I started not believing in my early 20s and then I ended up getting married in the temple to my gay husband. I knew before. Church messed that up good. We kept going because what do you do? We were trying to figure it out. When he started cheating and was ex. sec., I went inactive. I didn't know what I believed. Coming here was HUGE for me. He had left and was gone for 9 years before I was told to come here by my exmo therapist. It changed everything.

The one thing I had was 3 of my 6 siblings were already out. My dad wasn't ever too TBM. I had a lot of relatives who had left. They went inactive. I was probably the first one who resigned of the whole entire extended family, but I had support from family and my ex.

BUT my daughter went back and we argued for quite a few years about it. I had to LEARN to not let it get to me, to not argue with her, to let her choose her own path. I got to, so she gets to. She married a mormon in the temple and I got there as they were coming out. That was tougher than I thought it would be.

This is how far we've come. She needs a new temple dress. I asked what she wanted for her birthday and she asked for that. I gave her the money to go get. I bought her scriptures. I never had any really nice ones. She does. I gave her money for her temple clothes when she first went through. I accept her journey. Maybe someday she'll find her way out.

Show SO MUCH LOVE to your wife. If she keeps going, fix dinner or clean the house while she is gone. There aren't that many good men to marry in the church after your get divorced. All women should try a singles dance before they decide to leave their husband. You might ask for ideas on what your wife can read. I suggest "In Sacred Loneliness" by Compton is it? He is mormon. I couldn't even finish it and I was already out. Pretty shocking. You have 2 kids out. How does she feel about that? Is she accepting? Does she talk much about her beliefs?

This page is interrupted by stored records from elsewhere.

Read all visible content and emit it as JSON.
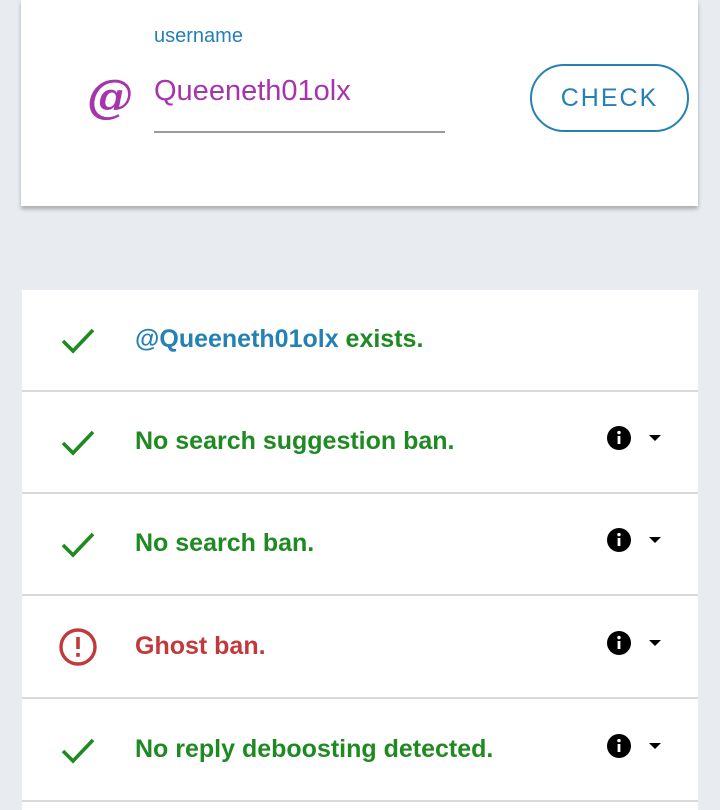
{
  "input": {
    "label": "username",
    "value": "Queeneth01olx",
    "at_symbol": "@"
  },
  "check_button": {
    "label": "CHECK"
  },
  "results": [
    {
      "status": "ok",
      "handle": "@Queeneth01olx",
      "text": " exists.",
      "has_details": false
    },
    {
      "status": "ok",
      "text": "No search suggestion ban.",
      "has_details": true
    },
    {
      "status": "ok",
      "text": "No search ban.",
      "has_details": true
    },
    {
      "status": "error",
      "text": "Ghost ban.",
      "has_details": true
    },
    {
      "status": "ok",
      "text": "No reply deboosting detected.",
      "has_details": true
    }
  ],
  "colors": {
    "accent": "#2580b4",
    "handle_purple": "#a634ad",
    "ok_green": "#1f8a22",
    "error_red": "#c2393b",
    "background": "#e8ecf0"
  },
  "icons": {
    "ok": "check-icon",
    "error": "alert-circle-icon",
    "info": "info-icon",
    "expand": "caret-down-icon",
    "input": "at-icon"
  }
}
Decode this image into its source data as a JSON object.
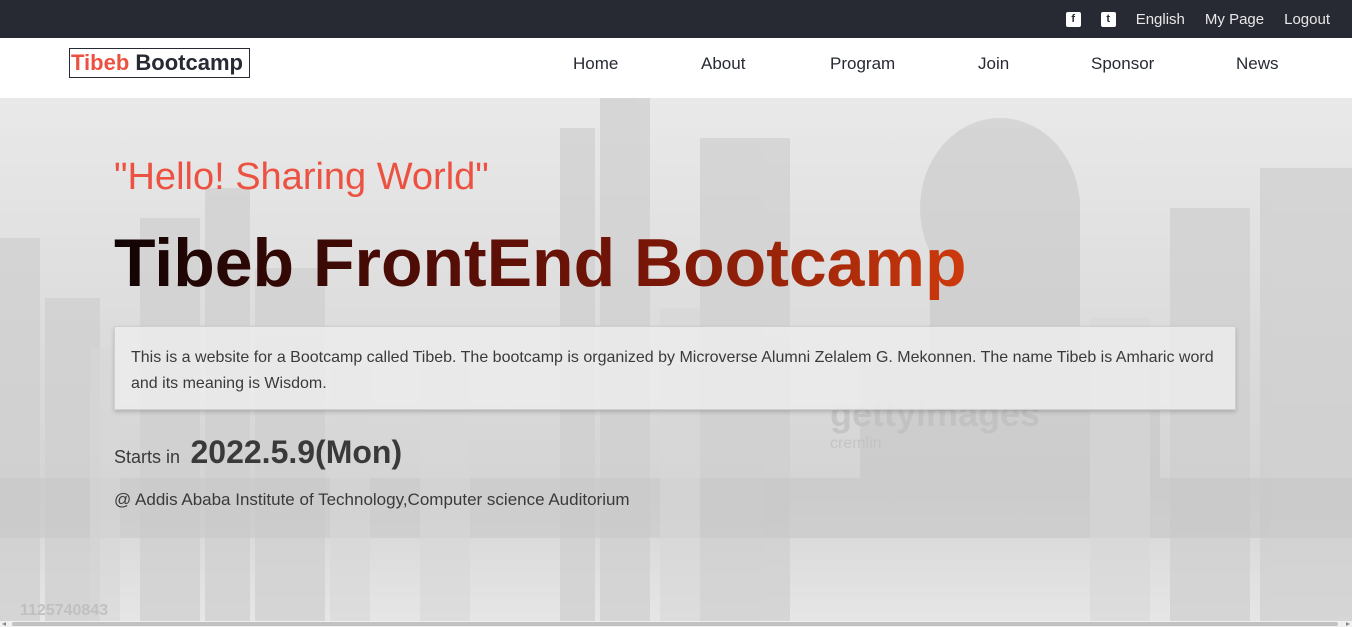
{
  "topbar": {
    "social_icons": [
      "facebook-icon",
      "twitter-icon"
    ],
    "links": [
      "English",
      "My Page",
      "Logout"
    ]
  },
  "nav": {
    "logo": {
      "part1": "Tibeb",
      "part2": " Bootcamp"
    },
    "items": [
      "Home",
      "About",
      "Program",
      "Join",
      "Sponsor",
      "News"
    ]
  },
  "hero": {
    "quote": "\"Hello! Sharing World\"",
    "title": "Tibeb FrontEnd Bootcamp",
    "description": "This is a website for a Bootcamp called Tibeb. The bootcamp is organized by Microverse Alumni Zelalem G. Mekonnen. The name Tibeb is Amharic word and its meaning is Wisdom.",
    "starts_label": "Starts in",
    "start_date": "2022.5.9(Mon)",
    "venue": "@ Addis Ababa Institute of Technology,Computer science Auditorium"
  },
  "background": {
    "watermark": "gettyimages",
    "watermark_sub": "cremlin",
    "image_id": "1125740843"
  },
  "colors": {
    "topbar_bg": "#272a33",
    "accent": "#ec5242",
    "text_dark": "#272a33"
  }
}
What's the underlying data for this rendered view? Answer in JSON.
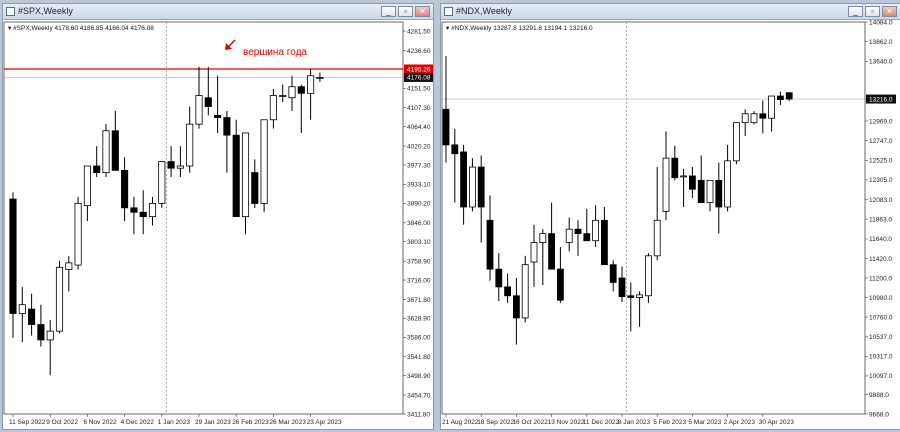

Myself, I CHOOSE to never be another religion. I can't imagine doing that. I knew I believed different than others in mormonism and I felt my testimony was MY OWN and I didn't share it. I still believe my beliefs are my own. They change daily. Not sure what I believe. I'm not quite agnostic. Someone here told me I'd fit as an apathist??? Spelling? No need to decide. I've been out a LONG time and my beliefs can still change daily. The years in between when I went inactive and didn't do anything but raise my kids is when it all fell apart for me. I had stepped away from the vehicle and the indoctrination fell away.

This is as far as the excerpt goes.